I have spent two days of my computer time downloading a 49 track fan-made album of remixes of Earthbound tracks.
Why would I do something like this? When I could have been doing homework that I really need to do, and that would have saved me a lot of time this weekend, I read up on my Earthbound on Wikipedia and chanced upon the words "Free album, Bound Together." So, being the total geek that I am, I clicked on the link. It had a great picture of Earthbound stuff on the page, and then a link saying "Free Torrent." I've never torrented anything before, so I had to download a program that would let me use it. So I spent 2 hours or so doing all of that, only to discover that I would have to wait another 3 and a half hours to listen to the damn thing.
So, I left it on all night and let it go. And then I didn't get a chance to go on the computer after that until now.
And guess what.
IT'S AMAZING
I had to go through so much work to get it on the pod though. Deleted some old Ben music that I never listened to to make room for it.
Replacing old with old new. I find that interesting.
Why am I so obsessed with nostalgia? Earthbound is a 1994-5 Super Nintendo game.

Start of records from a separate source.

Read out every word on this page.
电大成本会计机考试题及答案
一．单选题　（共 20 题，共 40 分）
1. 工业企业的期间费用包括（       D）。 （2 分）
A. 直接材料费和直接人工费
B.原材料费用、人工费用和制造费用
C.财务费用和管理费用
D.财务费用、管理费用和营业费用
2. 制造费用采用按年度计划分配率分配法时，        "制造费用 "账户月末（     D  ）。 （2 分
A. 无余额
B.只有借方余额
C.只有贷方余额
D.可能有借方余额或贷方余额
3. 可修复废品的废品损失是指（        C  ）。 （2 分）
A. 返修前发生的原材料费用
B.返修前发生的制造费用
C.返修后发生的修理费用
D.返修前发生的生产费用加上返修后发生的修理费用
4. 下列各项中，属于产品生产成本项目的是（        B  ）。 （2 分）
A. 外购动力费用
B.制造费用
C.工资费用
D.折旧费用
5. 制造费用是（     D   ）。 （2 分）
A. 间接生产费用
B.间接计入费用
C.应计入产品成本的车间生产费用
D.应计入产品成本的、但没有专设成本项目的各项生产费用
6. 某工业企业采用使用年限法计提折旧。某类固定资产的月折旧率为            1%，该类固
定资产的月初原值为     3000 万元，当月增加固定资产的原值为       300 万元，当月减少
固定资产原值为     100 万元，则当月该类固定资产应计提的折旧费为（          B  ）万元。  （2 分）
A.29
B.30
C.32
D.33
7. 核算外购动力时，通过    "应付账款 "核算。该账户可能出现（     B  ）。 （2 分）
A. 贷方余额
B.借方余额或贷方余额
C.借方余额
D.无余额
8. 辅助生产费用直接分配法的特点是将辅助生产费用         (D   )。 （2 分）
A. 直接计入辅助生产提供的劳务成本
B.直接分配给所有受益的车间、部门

It's not well known, and usually the only way a common person who enjoys video games at least a little would know it is from Super Smash Bros. It's just a cult classic. It's not even my favourite video game.

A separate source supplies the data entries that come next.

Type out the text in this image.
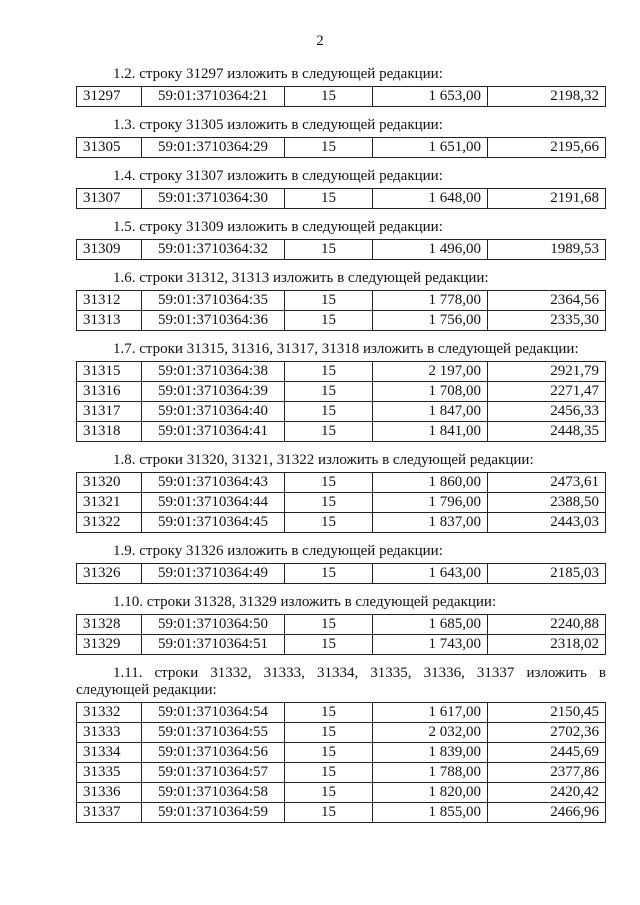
2

1.2. строку 31297 изложить в следующей редакции:

31297	59:01:3710364:21	15	1 653,00	2198,32

1.3. строку 31305 изложить в следующей редакции:

31305	59:01:3710364:29	15	1 651,00	2195,66

1.4. строку 31307 изложить в следующей редакции:

31307	59:01:3710364:30	15	1 648,00	2191,68

1.5. строку 31309 изложить в следующей редакции:

31309	59:01:3710364:32	15	1 496,00	1989,53

1.6. строки 31312, 31313 изложить в следующей редакции:

31312	59:01:3710364:35	15	1 778,00	2364,56
31313	59:01:3710364:36	15	1 756,00	2335,30

1.7. строки 31315, 31316, 31317, 31318 изложить в следующей редакции:

31315	59:01:3710364:38	15	2 197,00	2921,79
31316	59:01:3710364:39	15	1 708,00	2271,47
31317	59:01:3710364:40	15	1 847,00	2456,33
31318	59:01:3710364:41	15	1 841,00	2448,35

1.8. строки 31320, 31321, 31322 изложить в следующей редакции:

31320	59:01:3710364:43	15	1 860,00	2473,61
31321	59:01:3710364:44	15	1 796,00	2388,50
31322	59:01:3710364:45	15	1 837,00	2443,03

1.9. строку 31326 изложить в следующей редакции:

31326	59:01:3710364:49	15	1 643,00	2185,03

1.10. строки 31328, 31329 изложить в следующей редакции:

31328	59:01:3710364:50	15	1 685,00	2240,88
31329	59:01:3710364:51	15	1 743,00	2318,02

1.11. строки 31332, 31333, 31334, 31335, 31336, 31337 изложить в следующей редакции:

31332	59:01:3710364:54	15	1 617,00	2150,45
31333	59:01:3710364:55	15	2 032,00	2702,36
31334	59:01:3710364:56	15	1 839,00	2445,69
31335	59:01:3710364:57	15	1 788,00	2377,86
31336	59:01:3710364:58	15	1 820,00	2420,42
31337	59:01:3710364:59	15	1 855,00	2466,96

But it's so weird. Maybe it's because it's so unknown that I love it. Zelda is amazing of course, but most people have played/heard of it. Even people who don't frequent Nintendo so much.
But back to the nostalgia.
Why does it matter so much to me? Why am I living back in the 90's?
Maybe it's because I'm the youngest. I got to see quite a bit of high school from my sisters, and that's when they were in it. And it seemed so...amazing coming from them. Maybe that's what I wanted.
Who knows?
And probably, who the hell cares?
I don't like forgetting things. Who wants to forget? It makes little sense to me. If you forget then you don't learn. And while some things may have sucked, I think it just makes you who you are if you remember, or try to remember everything that has happened in your past.
Even if I wish some things had not happened, I hope I never forget them.
Even if they make me sad, or jealous, or angry, or whatever, I want my memories to linger. As long as possible.
The past is too important to me.
Without the past there is no future.